Ich wurde tapferer und kam häufiger aus meinem Körbchen heraus. Manchmal teilte ich mir sogar den Schlafplatz mit Duende oder beanspruchte seinen Liegeplatz ganz für mich allein. Duende und ich mochten uns. Auch die anderen Vierbeiner des Büros akzeptierten mich endlich. Schließlich kommen wir alle aus dem Tierschutz und haben schwere Zeiten durchgemacht. Wenn nicht wir zusammenhalten sollten, wer dann?

Genau wie Mama war ich ein festes Mitglied des Teams. Ich wurde sogar für ein Produktshooting gebucht und konnte beim Agility zeigen, wie gut ich durch Tunnel rennen kann. Mama war so unglaublich stolz auf mich. Mittags ging es immer zum gemeinsamen Schnuppern in den Hof und ich erhielt Streicheleinheiten von den Menschen hier. Doch auch während der Arbeitszeit durfte ich manchmal auf Mamas Schoß sitzen und ihr bei der Arbeit zusehen.

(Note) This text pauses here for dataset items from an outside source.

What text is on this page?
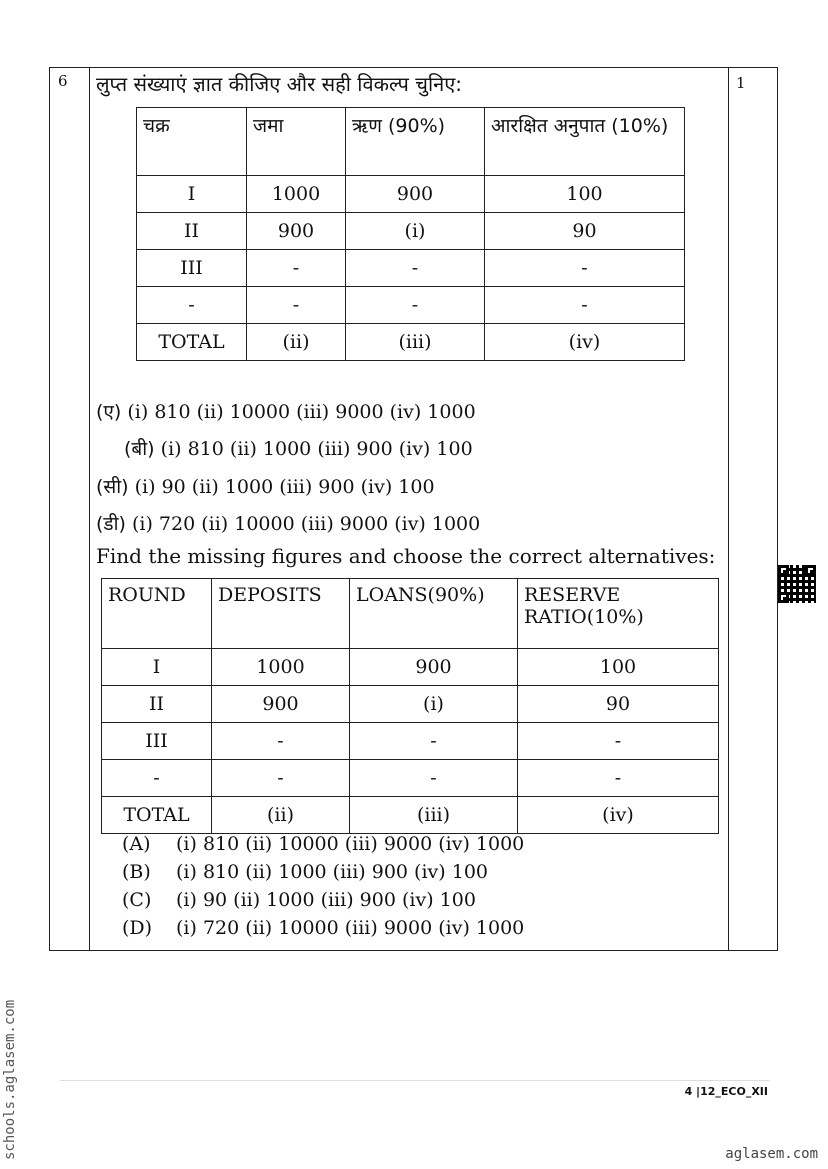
6	1
लुप्त संख्याएं ज्ञात कीजिए और सही विकल्प चुनिए:
चक्र	जमा	ऋण (90%)	आरक्षित अनुपात (10%)
I	1000	900	100
II	900	(i)	90
III	-	-	-
-	-	-	-
TOTAL	(ii)	(iii)	(iv)
(ए) (i) 810 (ii) 10000 (iii) 9000 (iv) 1000
(बी) (i) 810 (ii) 1000 (iii) 900 (iv) 100
(सी) (i) 90 (ii) 1000 (iii) 900 (iv) 100
(डी) (i) 720 (ii) 10000 (iii) 9000 (iv) 1000
Find the missing figures and choose the correct alternatives:
ROUND	DEPOSITS	LOANS(90%)	RESERVE RATIO(10%)
I	1000	900	100
II	900	(i)	90
III	-	-	-
-	-	-	-
TOTAL	(ii)	(iii)	(iv)
(A) (i) 810 (ii) 10000 (iii) 9000 (iv) 1000
(B) (i) 810 (ii) 1000 (iii) 900 (iv) 100
(C) (i) 90 (ii) 1000 (iii) 900 (iv) 100
(D) (i) 720 (ii) 10000 (iii) 9000 (iv) 1000
schools.aglasem.com	4 |12_ECO_XII
aglasem.com
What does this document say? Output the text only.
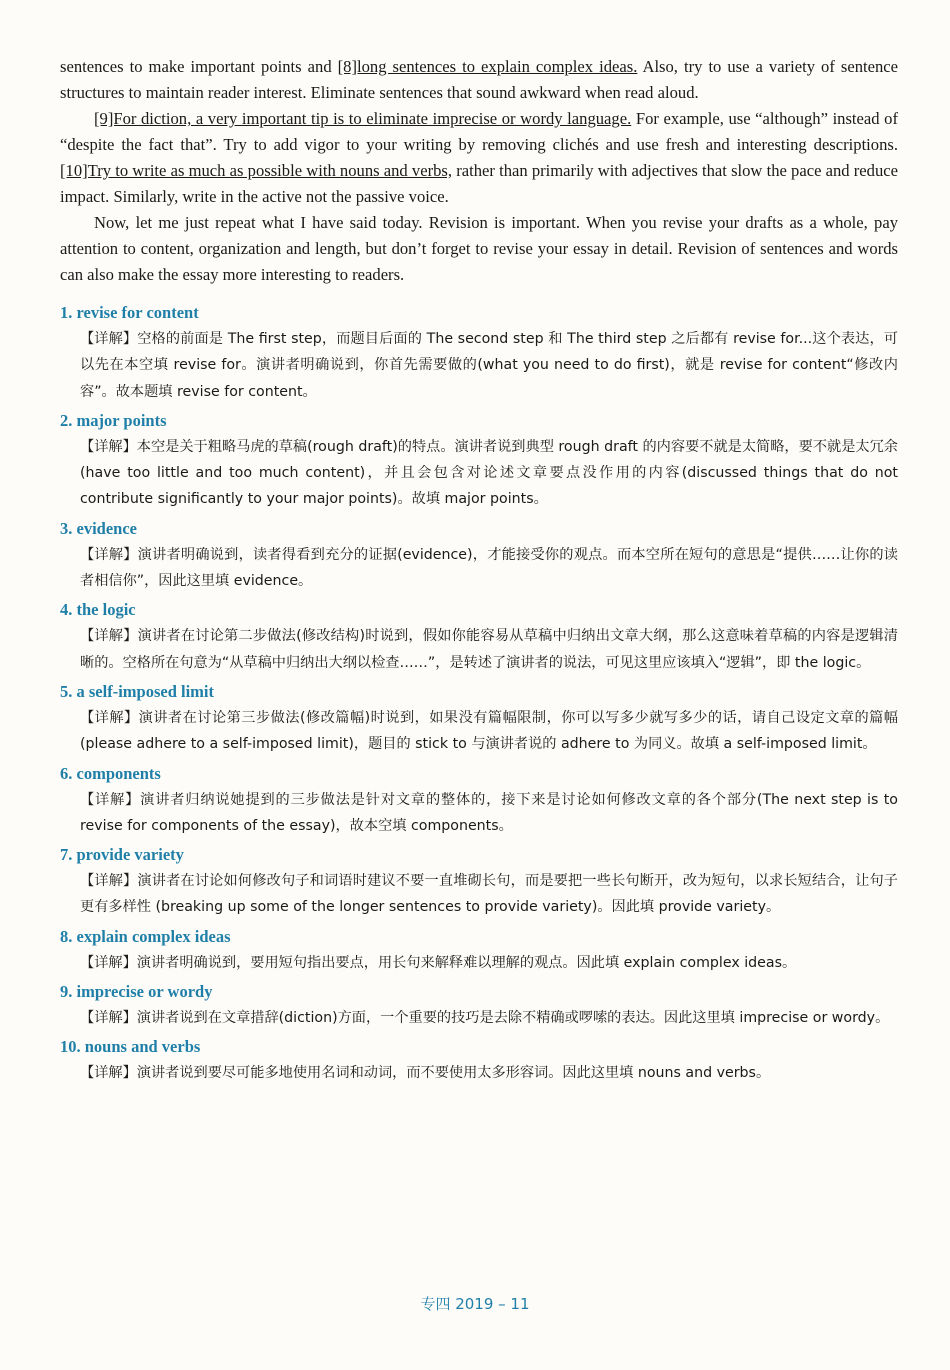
sentences to make important points and [8]long sentences to explain complex ideas. Also, try to use a variety of sentence structures to maintain reader interest. Eliminate sentences that sound awkward when read aloud.

[9]For diction, a very important tip is to eliminate imprecise or wordy language. For example, use “although” instead of “despite the fact that”. Try to add vigor to your writing by removing clichés and use fresh and interesting descriptions. [10]Try to write as much as possible with nouns and verbs, rather than primarily with adjectives that slow the pace and reduce impact. Similarly, write in the active not the passive voice.

Now, let me just repeat what I have said today. Revision is important. When you revise your drafts as a whole, pay attention to content, organization and length, but don’t forget to revise your essay in detail. Revision of sentences and words can also make the essay more interesting to readers.

1. revise for content

【详解】空格的前面是 The first step，而题目后面的 The second step 和 The third step 之后都有 revise for...这个表达，可以先在本空填 revise for。演讲者明确说到，你首先需要做的(what you need to do first)，就是 revise for content“修改内容”。故本题填 revise for content。

2. major points

【详解】本空是关于粗略马虎的草稿(rough draft)的特点。演讲者说到典型 rough draft 的内容要不就是太简略，要不就是太冗余 (have too little and too much content)，并且会包含对论述文章要点没作用的内容(discussed things that do not contribute significantly to your major points)。故填 major points。

3. evidence

【详解】演讲者明确说到，读者得看到充分的证据(evidence)，才能接受你的观点。而本空所在短句的意思是“提供……让你的读者相信你”，因此这里填 evidence。

4. the logic

【详解】演讲者在讨论第二步做法(修改结构)时说到，假如你能容易从草稿中归纳出文章大纲，那么这意味着草稿的内容是逻辑清晰的。空格所在句意为“从草稿中归纳出大纲以检查……”，是转述了演讲者的说法，可见这里应该填入“逻辑”，即 the logic。

5. a self-imposed limit

【详解】演讲者在讨论第三步做法(修改篇幅)时说到，如果没有篇幅限制，你可以写多少就写多少的话，请自己设定文章的篇幅 (please adhere to a self-imposed limit)，题目的 stick to 与演讲者说的 adhere to 为同义。故填 a self-imposed limit。

6. components

【详解】演讲者归纳说她提到的三步做法是针对文章的整体的，接下来是讨论如何修改文章的各个部分(The next step is to revise for components of the essay)，故本空填 components。

7. provide variety

【详解】演讲者在讨论如何修改句子和词语时建议不要一直堆砌长句，而是要把一些长句断开，改为短句，以求长短结合，让句子更有多样性 (breaking up some of the longer sentences to provide variety)。因此填 provide variety。

8. explain complex ideas

【详解】演讲者明确说到，要用短句指出要点，用长句来解释难以理解的观点。因此填 explain complex ideas。

9. imprecise or wordy

【详解】演讲者说到在文章措辞(diction)方面，一个重要的技巧是去除不精确或啰嗦的表达。因此这里填 imprecise or wordy。

10. nouns and verbs

【详解】演讲者说到要尽可能多地使用名词和动词，而不要使用太多形容词。因此这里填 nouns and verbs。

专四 2019 – 11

Die Zeit bei Europas größter Futter-Spendenplattform war für mich wahnsinnig aufregend, doch ich habe mich in dieser Zeit auch weiterentwickelt – genau wie Mama. Ich kann es jetzt mit größeren Hunden aufnehmen und selbst Katzen machen mir nicht mehr so eine Angst. Ich fühle mich mutig und manchmal sogar richtig stark.